Friday, December 26, 2008

Holiday reading update

I just had a look at the .NET Stock Trader sample application. Wow, it included some great features such as virtualization of service endpoints, a configuration management system etc. This stuff should considered when I develop my next distributed system.

On another note I have really started digging IoC containers like Castle Windsor. And LINQ to XML. The Entity Framework I am not too excited about and what I've heard about Oslo sounds like something from the MDA era and the reason why it failed.

For ORM-mapping I think my options today are (depending on project and complexity...):

NHibernate
.netTiers
d00dads

Rhino Mocks looks like a great tool too I think I will use it soon.

Monday, December 15, 2008

Powerful methods to consider in every project

IoC
Code Generation
AOP
Generics
GOF Design Patterns

Friday, December 12, 2008

Some nice technologies

i have come across lately

Balsamiq mockups. Awesome tool to create GUI mockups.

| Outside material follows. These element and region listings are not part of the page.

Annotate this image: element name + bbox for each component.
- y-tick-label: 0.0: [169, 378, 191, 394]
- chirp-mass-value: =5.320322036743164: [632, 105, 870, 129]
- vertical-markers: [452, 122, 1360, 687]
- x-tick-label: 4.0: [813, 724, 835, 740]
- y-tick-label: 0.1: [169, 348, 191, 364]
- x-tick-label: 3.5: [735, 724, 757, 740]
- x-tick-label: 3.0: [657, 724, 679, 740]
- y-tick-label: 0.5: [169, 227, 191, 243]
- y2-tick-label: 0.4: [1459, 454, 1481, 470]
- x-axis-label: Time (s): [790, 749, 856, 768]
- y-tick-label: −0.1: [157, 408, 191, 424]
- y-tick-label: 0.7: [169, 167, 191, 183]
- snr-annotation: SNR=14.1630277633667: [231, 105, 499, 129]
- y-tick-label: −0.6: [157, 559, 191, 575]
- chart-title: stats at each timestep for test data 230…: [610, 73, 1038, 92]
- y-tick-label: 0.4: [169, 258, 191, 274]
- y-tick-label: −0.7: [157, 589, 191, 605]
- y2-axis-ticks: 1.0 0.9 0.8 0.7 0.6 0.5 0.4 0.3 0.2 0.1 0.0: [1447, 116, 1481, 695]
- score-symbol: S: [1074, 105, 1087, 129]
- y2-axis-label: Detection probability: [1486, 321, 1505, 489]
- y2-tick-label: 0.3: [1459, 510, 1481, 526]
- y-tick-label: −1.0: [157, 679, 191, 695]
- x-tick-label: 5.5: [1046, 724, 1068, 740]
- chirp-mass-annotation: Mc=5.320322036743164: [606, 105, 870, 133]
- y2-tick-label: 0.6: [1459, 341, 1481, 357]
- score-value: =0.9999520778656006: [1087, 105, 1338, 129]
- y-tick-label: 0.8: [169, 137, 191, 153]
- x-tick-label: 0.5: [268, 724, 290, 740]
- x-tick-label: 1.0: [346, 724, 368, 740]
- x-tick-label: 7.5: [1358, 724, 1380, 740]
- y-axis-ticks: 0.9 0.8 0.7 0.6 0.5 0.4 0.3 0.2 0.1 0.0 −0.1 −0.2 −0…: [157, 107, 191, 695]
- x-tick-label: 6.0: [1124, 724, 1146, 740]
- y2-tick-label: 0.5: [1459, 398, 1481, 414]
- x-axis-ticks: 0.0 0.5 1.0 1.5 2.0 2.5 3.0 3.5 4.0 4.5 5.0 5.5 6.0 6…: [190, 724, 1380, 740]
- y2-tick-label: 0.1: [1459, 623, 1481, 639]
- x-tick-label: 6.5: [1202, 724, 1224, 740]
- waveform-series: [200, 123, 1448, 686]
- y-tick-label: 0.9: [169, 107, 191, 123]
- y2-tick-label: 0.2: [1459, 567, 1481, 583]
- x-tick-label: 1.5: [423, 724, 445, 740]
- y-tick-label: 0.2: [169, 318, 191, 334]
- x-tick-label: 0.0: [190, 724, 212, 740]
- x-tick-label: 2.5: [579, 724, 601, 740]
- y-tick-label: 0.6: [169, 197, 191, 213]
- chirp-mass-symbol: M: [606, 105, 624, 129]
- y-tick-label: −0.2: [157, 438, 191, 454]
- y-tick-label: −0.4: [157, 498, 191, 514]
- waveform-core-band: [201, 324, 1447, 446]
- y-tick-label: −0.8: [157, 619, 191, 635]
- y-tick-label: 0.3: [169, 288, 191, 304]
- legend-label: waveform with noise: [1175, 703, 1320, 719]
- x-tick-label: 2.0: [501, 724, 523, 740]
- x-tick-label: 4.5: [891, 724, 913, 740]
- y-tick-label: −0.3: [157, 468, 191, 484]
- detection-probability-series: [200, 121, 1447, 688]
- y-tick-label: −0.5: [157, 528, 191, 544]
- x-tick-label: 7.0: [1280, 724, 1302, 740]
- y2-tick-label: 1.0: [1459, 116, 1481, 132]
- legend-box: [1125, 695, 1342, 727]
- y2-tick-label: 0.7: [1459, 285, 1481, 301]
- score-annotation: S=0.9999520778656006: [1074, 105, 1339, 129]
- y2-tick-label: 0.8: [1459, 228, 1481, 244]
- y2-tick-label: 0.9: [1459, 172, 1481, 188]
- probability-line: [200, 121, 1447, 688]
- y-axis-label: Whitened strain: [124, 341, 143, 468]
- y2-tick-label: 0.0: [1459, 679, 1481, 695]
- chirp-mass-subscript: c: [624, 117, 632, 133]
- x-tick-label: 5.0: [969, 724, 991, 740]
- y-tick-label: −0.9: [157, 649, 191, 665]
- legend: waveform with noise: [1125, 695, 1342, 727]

T4 code generator. Built into Visual Studio as of VS 2008

Naked objects. Generate GUI from database.

Tuesday, December 09, 2008

Null coalescing operator in C# 2.0 for ASP.NET ViewState property access

instead of

public bool Enabled
{
get
{
if(ViewState["Enabled"] == null)
return false;

return (bool)ViewState["Enabled"];
}
}

we can now write:

public bool Enabled
{
get
{
return (bool)(ViewState["Enabled"] ?? false);
}
}

Cool! But if we are dealing with a complex type i prefer defensive casting, using something like:

public ComplexObject Complex
{
get
{
return ViewState["Complex"] as ComplexObject;
}
}

Stepping it up with power tools

I bought a book called Windows Developer Power Tools and started looking for tools
to apply in a specific project. For this project I came up with the following:

Enterprise Library Block. To apply best practises within loggin etc.

NUnit 2.4.8. To have an automated test suite for some basic behavious such as object CRUD.

MyGeneration and custom templates. For generating manager classes among other things. ORM-code can be generated with dOOdads templates.

Caste Windsor Container. To promote reusability and get rockin things such as swappable business rules using Inversion of Control.

NDoc. To create professionally looking documetation.

CoolCommands. To improve developer productivity in VS.

VSFileFinder. To find files fast inside VS.

FxCop. To write code that uses best practises.

SourceMonitor. To manage code complexity.

NDepend. Find dependencies in your application that can be improved.

NTime. To verify that performance is acceptable for critical parts of the application.

NProf. To find out in which method time is spent.

Reclector.NET. To look into assemblies when documentation sucks.

Dotfuscator. To prevent reverse engineering of code.

Fiddler. To examinate HTTP traffic.

WSCF. To create contract based web services. Don't deal with the stuff VS produces out of the box.

Subversion. Source control.

AnhkSvn. Subversion in VS.

TortoiseSvn. Subversion in explorer.

Other tool not mentioned that I use:

YSlow. To find out how websites can be optimized.

XP IIS admin. To create multiple IIS websites in XP.

SelfSSL. To generate certs on localhost.


Now if I could just get my hands on a suitable AOP framework...

Saturday, December 06, 2008

Improving ASP.NET code

I have an ASP.NET application that suffers from some problems.

We have a page that dynamically loads a lot of different components, and these components needs to access per-request properties of the application, such as user id, product name etc. Today this can be done something like:

string stateValueToGet = string.Empty;

// Coding horror..
// Component a is where stateValueToGet is parsed.
ComponentA compA = this.Parent.Parent as ComponetA;

if(compA != null)
{
stateValueToGet = compA.GetStateValue();
}

// do something with stateValueToGet ...

To begin with this is not good design to have components be dependent on each other like that. If the component should have a dependency it should probably only be to the page.

But alternative way to store these kind of per request values that need to be accessed in many different places during a page request is to use the HttpContext.Items property that allows you to store data as name-value pairs. However we should not access values directly from the Items collection but instead use proper C# helper classes or properties in the page class for that in order to hide validation, formatting etc.

One drawback with this solution is that dependencies among components will not be as clear but we should strive to minimize those anyway.

How to manage per-requst properties should be a core concern of the architecture.

In addition we need to handle session properties if those are used. Since session properties are used in a lot of different places these should be accessed using C# classes rather than properties in pages. An alternative way is to place these is a MasterPage or BasePage but i don't like that idea due to the fact that using this kind of inheritance can restrict reuse of components.